Il peso delle ombre di Mario Casella, un libro sull'alpinismo, le bugie e le calunnie
Anche Mario Casella quando giunse in vetta al Cho Oyu, il suo primo ottomila, si trovò a camminare in nubi tanto fitte da fargli smarrire la percezione del luogo. Sarò in cima, non ci sarò. Sì, c’era, ma come dimostrarlo? Tornare senza una foto che documentasse il coronamento della salita (non una prima, peraltro, e senza la pressione di uno sponsor a cui dover rendere conto) sarebbe bastato a fugare eventuali dubbi altrui? Allora non era un neofita Casella, e sapeva quanti alpinisti avevano dovuto subire quarti gradi per dimostrare l’indimostrabile, cioè la schiettezza della propria coscienza, il valore della parola. Perché funziona così: la calunnia – canta il don Basilio rossiniano – è "un venticello", e l’invidia la nutre. Viceversa, le bugie rifulgono spesso di tanta luce da accecare per primo chi le concepisce. Accecarne la mente, intendo, così da impedirgli – pare – di distinguere il vero dal falso. Come l’Impostore di cui ha scritto bene Javier Cercas.

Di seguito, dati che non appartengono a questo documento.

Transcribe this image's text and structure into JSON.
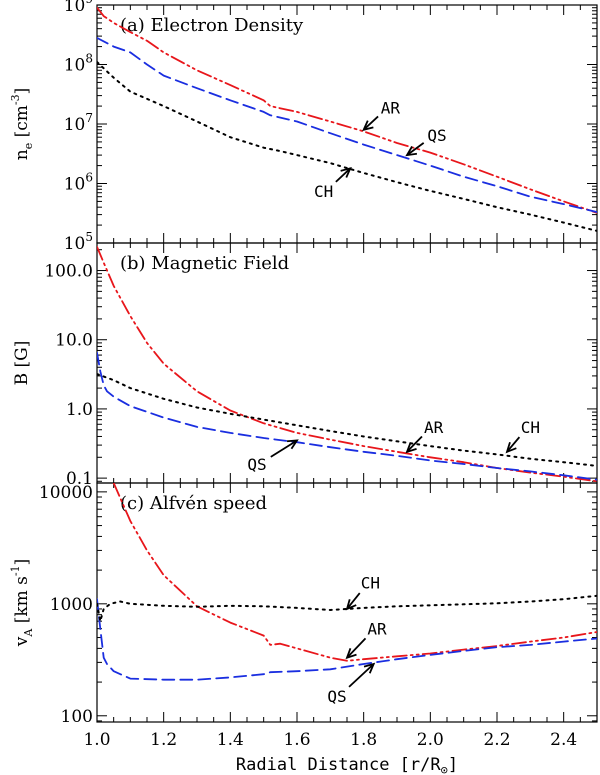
{
  "chart_data": {
    "type": "line",
    "xlabel": "Radial Distance [r/R",
    "xlabel_sub": "⊙",
    "xlabel_close": "]",
    "xlim": [
      1.0,
      2.5
    ],
    "xticks": [
      1.0,
      1.2,
      1.4,
      1.6,
      1.8,
      2.0,
      2.2,
      2.4
    ],
    "xtick_labels": [
      "1.0",
      "1.2",
      "1.4",
      "1.6",
      "1.8",
      "2.0",
      "2.2",
      "2.4"
    ],
    "colors": {
      "AR": "#e8161b",
      "QS": "#1a2ee0",
      "CH": "#000000"
    },
    "panels": [
      {
        "id": "density",
        "title": "(a) Electron Density",
        "ylabel_main": "n",
        "ylabel_sub": "e",
        "ylabel_unit": "[cm",
        "ylabel_exp": "-3",
        "ylabel_close": "]",
        "yscale": "log",
        "ylim": [
          100000.0,
          1000000000.0
        ],
        "yticks": [
          {
            "v": 100000.0,
            "base": "10",
            "exp": "5"
          },
          {
            "v": 1000000.0,
            "base": "10",
            "exp": "6"
          },
          {
            "v": 10000000.0,
            "base": "10",
            "exp": "7"
          },
          {
            "v": 100000000.0,
            "base": "10",
            "exp": "8"
          },
          {
            "v": 1000000000.0,
            "base": "10",
            "exp": "9"
          }
        ],
        "series": [
          {
            "name": "AR",
            "dash": "dashdotdot",
            "x": [
              1.0,
              1.02,
              1.05,
              1.1,
              1.15,
              1.2,
              1.3,
              1.4,
              1.5,
              1.52,
              1.6,
              1.7,
              1.8,
              1.9,
              2.0,
              2.1,
              2.2,
              2.3,
              2.4,
              2.5
            ],
            "y": [
              900000000.0,
              650000000.0,
              500000000.0,
              350000000.0,
              250000000.0,
              160000000.0,
              80000000.0,
              45000000.0,
              25000000.0,
              20000000.0,
              16000000.0,
              11000000.0,
              7500000.0,
              4800000.0,
              3300000.0,
              2100000.0,
              1300000.0,
              800000.0,
              500000.0,
              320000.0
            ]
          },
          {
            "name": "QS",
            "dash": "dashed",
            "x": [
              1.0,
              1.05,
              1.1,
              1.15,
              1.2,
              1.3,
              1.4,
              1.5,
              1.52,
              1.6,
              1.7,
              1.8,
              1.9,
              2.0,
              2.1,
              2.2,
              2.3,
              2.4,
              2.5
            ],
            "y": [
              280000000.0,
              200000000.0,
              160000000.0,
              100000000.0,
              65000000.0,
              40000000.0,
              25000000.0,
              16000000.0,
              14000000.0,
              11000000.0,
              7000000.0,
              4500000.0,
              3000000.0,
              2000000.0,
              1300000.0,
              900000.0,
              600000.0,
              450000.0,
              330000.0
            ]
          },
          {
            "name": "CH",
            "dash": "dotted",
            "x": [
              1.0,
              1.05,
              1.1,
              1.2,
              1.3,
              1.4,
              1.5,
              1.55,
              1.6,
              1.7,
              1.8,
              1.9,
              2.0,
              2.1,
              2.2,
              2.3,
              2.4,
              2.5
            ],
            "y": [
              110000000.0,
              60000000.0,
              35000000.0,
              20000000.0,
              11000000.0,
              6000000.0,
              4000000.0,
              3500000.0,
              3000000.0,
              2200000.0,
              1500000.0,
              1050000.0,
              750000.0,
              550000.0,
              400000.0,
              300000.0,
              220000.0,
              160000.0
            ]
          }
        ],
        "annotations": [
          {
            "label": "AR",
            "x": 1.8,
            "y": 8000000.0,
            "tx": 1.88,
            "ty": 19000000.0
          },
          {
            "label": "QS",
            "x": 1.93,
            "y": 3000000.0,
            "tx": 2.02,
            "ty": 6500000.0
          },
          {
            "label": "CH",
            "x": 1.76,
            "y": 1800000.0,
            "tx": 1.68,
            "ty": 750000.0
          }
        ]
      },
      {
        "id": "field",
        "title": "(b) Magnetic Field",
        "ylabel_main": "B [G]",
        "yscale": "log",
        "ylim": [
          0.085,
          250
        ],
        "yticks": [
          {
            "v": 0.1,
            "label": "0.1"
          },
          {
            "v": 1.0,
            "label": "1.0"
          },
          {
            "v": 10.0,
            "label": "10.0"
          },
          {
            "v": 100.0,
            "label": "100.0"
          }
        ],
        "series": [
          {
            "name": "AR",
            "dash": "dashdotdot",
            "x": [
              1.0,
              1.02,
              1.05,
              1.1,
              1.15,
              1.2,
              1.3,
              1.4,
              1.5,
              1.6,
              1.7,
              1.8,
              1.9,
              2.0,
              2.1,
              2.2,
              2.3,
              2.4,
              2.5
            ],
            "y": [
              220,
              130,
              60,
              22,
              9.0,
              4.5,
              1.8,
              0.95,
              0.62,
              0.45,
              0.36,
              0.29,
              0.24,
              0.2,
              0.17,
              0.14,
              0.12,
              0.105,
              0.09
            ]
          },
          {
            "name": "QS",
            "dash": "dashed",
            "x": [
              1.0,
              1.01,
              1.02,
              1.03,
              1.05,
              1.1,
              1.2,
              1.3,
              1.4,
              1.5,
              1.6,
              1.7,
              1.8,
              1.9,
              2.0,
              2.1,
              2.2,
              2.3,
              2.4,
              2.5
            ],
            "y": [
              6.5,
              3.5,
              2.2,
              1.8,
              1.5,
              1.1,
              0.75,
              0.55,
              0.45,
              0.38,
              0.33,
              0.28,
              0.24,
              0.21,
              0.18,
              0.16,
              0.14,
              0.125,
              0.11,
              0.095
            ]
          },
          {
            "name": "CH",
            "dash": "dotted",
            "x": [
              1.0,
              1.05,
              1.1,
              1.2,
              1.3,
              1.4,
              1.5,
              1.6,
              1.7,
              1.8,
              1.9,
              2.0,
              2.1,
              2.2,
              2.3,
              2.4,
              2.5
            ],
            "y": [
              3.2,
              2.6,
              2.0,
              1.4,
              1.05,
              0.85,
              0.7,
              0.58,
              0.48,
              0.4,
              0.34,
              0.29,
              0.25,
              0.22,
              0.19,
              0.17,
              0.15
            ]
          }
        ],
        "annotations": [
          {
            "label": "AR",
            "x": 1.93,
            "y": 0.24,
            "tx": 2.01,
            "ty": 0.55
          },
          {
            "label": "QS",
            "x": 1.6,
            "y": 0.35,
            "tx": 1.48,
            "ty": 0.16
          },
          {
            "label": "CH",
            "x": 2.23,
            "y": 0.24,
            "tx": 2.3,
            "ty": 0.55
          }
        ]
      },
      {
        "id": "alfven",
        "title": "(c) Alfvén speed",
        "ylabel_main": "v",
        "ylabel_sub": "A",
        "ylabel_unit": "[km s",
        "ylabel_exp": "-1",
        "ylabel_close": "]",
        "yscale": "log",
        "ylim": [
          88,
          12000
        ],
        "yticks": [
          {
            "v": 100,
            "label": "100"
          },
          {
            "v": 1000,
            "label": "1000"
          },
          {
            "v": 10000,
            "label": "10000"
          }
        ],
        "series": [
          {
            "name": "AR",
            "dash": "dashdotdot",
            "x": [
              1.05,
              1.08,
              1.1,
              1.15,
              1.2,
              1.3,
              1.4,
              1.5,
              1.52,
              1.55,
              1.6,
              1.7,
              1.75,
              1.8,
              1.9,
              2.0,
              2.1,
              2.2,
              2.3,
              2.4,
              2.5
            ],
            "y": [
              12000,
              7500,
              5500,
              3000,
              1800,
              950,
              680,
              520,
              430,
              440,
              400,
              330,
              310,
              320,
              340,
              360,
              390,
              420,
              460,
              500,
              560
            ]
          },
          {
            "name": "QS",
            "dash": "dashed",
            "x": [
              1.0,
              1.01,
              1.02,
              1.03,
              1.05,
              1.1,
              1.2,
              1.3,
              1.4,
              1.5,
              1.52,
              1.6,
              1.7,
              1.8,
              1.9,
              2.0,
              2.1,
              2.2,
              2.3,
              2.4,
              2.5
            ],
            "y": [
              1100,
              600,
              330,
              290,
              250,
              215,
              210,
              210,
              220,
              235,
              245,
              250,
              260,
              290,
              320,
              350,
              380,
              410,
              430,
              460,
              490
            ]
          },
          {
            "name": "CH",
            "dash": "dotted",
            "x": [
              1.0,
              1.01,
              1.02,
              1.04,
              1.07,
              1.1,
              1.2,
              1.3,
              1.4,
              1.5,
              1.6,
              1.7,
              1.8,
              1.9,
              2.0,
              2.1,
              2.2,
              2.3,
              2.4,
              2.5
            ],
            "y": [
              1000,
              700,
              900,
              1000,
              1050,
              1000,
              960,
              940,
              960,
              950,
              920,
              880,
              920,
              950,
              970,
              990,
              1010,
              1050,
              1100,
              1180
            ]
          }
        ],
        "annotations": [
          {
            "label": "CH",
            "x": 1.75,
            "y": 900,
            "tx": 1.82,
            "ty": 1550
          },
          {
            "label": "AR",
            "x": 1.75,
            "y": 330,
            "tx": 1.84,
            "ty": 600
          },
          {
            "label": "QS",
            "x": 1.83,
            "y": 290,
            "tx": 1.72,
            "ty": 150
          }
        ]
      }
    ]
  }
}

Le dispute sono grandi e gli uomini piccoli. E bisogna leggere ‘Il peso delle ombre’ – il bel libro di Casella, appena pubblicato da Gabriele Capelli (pp.192, 18 euro) – per averne conferma, pagina dopo pagina. Ottimo giornalista e ottimo alpinista, Casella ha affrontato con questo indispensabile bagaglio il doloroso e talvolta grottesco tema del falso nell’alpinismo, per distinguere tra bugie e calunnie, ma in particolare per interrogarsi sui meccanismi psichici e mentali insondabili di chi concepisce le prime, o sul dramma di chi è vittima delle seconde.
Un lavoro improbo, non tanto per l’abbondanza di materia fornita da due secoli e rotti di storia alpinistica, ma proprio per una peculiarità dell’alpinismo, quella cioè di non essere attività "misurabile" al pari di altre prestazioni sportive, di essere praticato il più delle volte lontano, lontanissimo da ogni possibile punto di osservazione e giudizio, e soprattutto di alimentare nei propri praticanti-adepti un pregiudizio di nobiltà su di sé, un qualcosa che li distinguerebbe dal resto dell’umanità osservata dall’alto di una vetta.
Tra i primi tentativi di salire il Monte Bianco, alla deriva perversa imboccata dalla commercializzazione degli Ottomila, si potrebbero narrare una infinità di storie. Casella ne ha scelte alcune, le più emblematiche, a suo giudizio. Alcuni casi, dibattuti sino all’indecenza, come quello della prima salita al Cerro Torre, che un novantenne Cesare Maestri continua a giurare di aver compiuto, e che sempre meno persone sono disposte ad attribuirgli. Altri meno noti, ma con uguale devastante effetto su chi ne è stato protagonista: dai dubbi avanzati sulle formidabili solitarie di Tomo Cesen sulle più difficili e inviolate pareti himalayane (dallo Jannu al Lhotse), alle riserve espresse a suo tempo sulla velocissima salita solitaria di Ueli Steck sulla sud dell’Annapurna, alle infanganti accuse a Reinhold Messner di avere abbandonato il fratello, di fatto uccidendolo, nella disperata discesa dal Nanga Parbat, nel 1970.
In un ambiente comunque competitivo, condizionato dalla relazione "atleta"-sponsor, e vittima a sua volta dell’impazzimento in tempo reale della comunicazione via social media, quale è da tempo l’alpinismo di punta, bugie conclamate, come quella dell’austriaco Christian Stangl, che si attribuì una salita al K2 non compiuta (per dirne una), hanno certamente concorso a confondere il giudizio: una verità "aggiustata" è già una bugia? Una ricostruzione lacunosa un’invenzione? Una omissione una menzogna? Un dubbio legittimo una diffamazione?
Citando i più bei nomi dell’alpinismo mondiale da oltre un secolo a questa parte, Casella reinterpreta questi interrogativi, accompagnandosi a una accurata ricostruzione dei fatti. Ma il suo merito maggiore è quello di avere evitato il piglio del giornalista d’inchiesta, preferendovi l’attenzione (e talvolta un’addolorata vicinanza) ai meccanismi psicologici, alle implicazioni esistenziali dei personaggi di questo dramma. Non deve essere stato facile: per chi ancora crede nell’uomo, condividendone nel suo caso una passione totalizzante come può essere l’alpinismo, ogni smentita, ogni "tradimento" è una ferita, la cui cura impegna più della salita più difficile.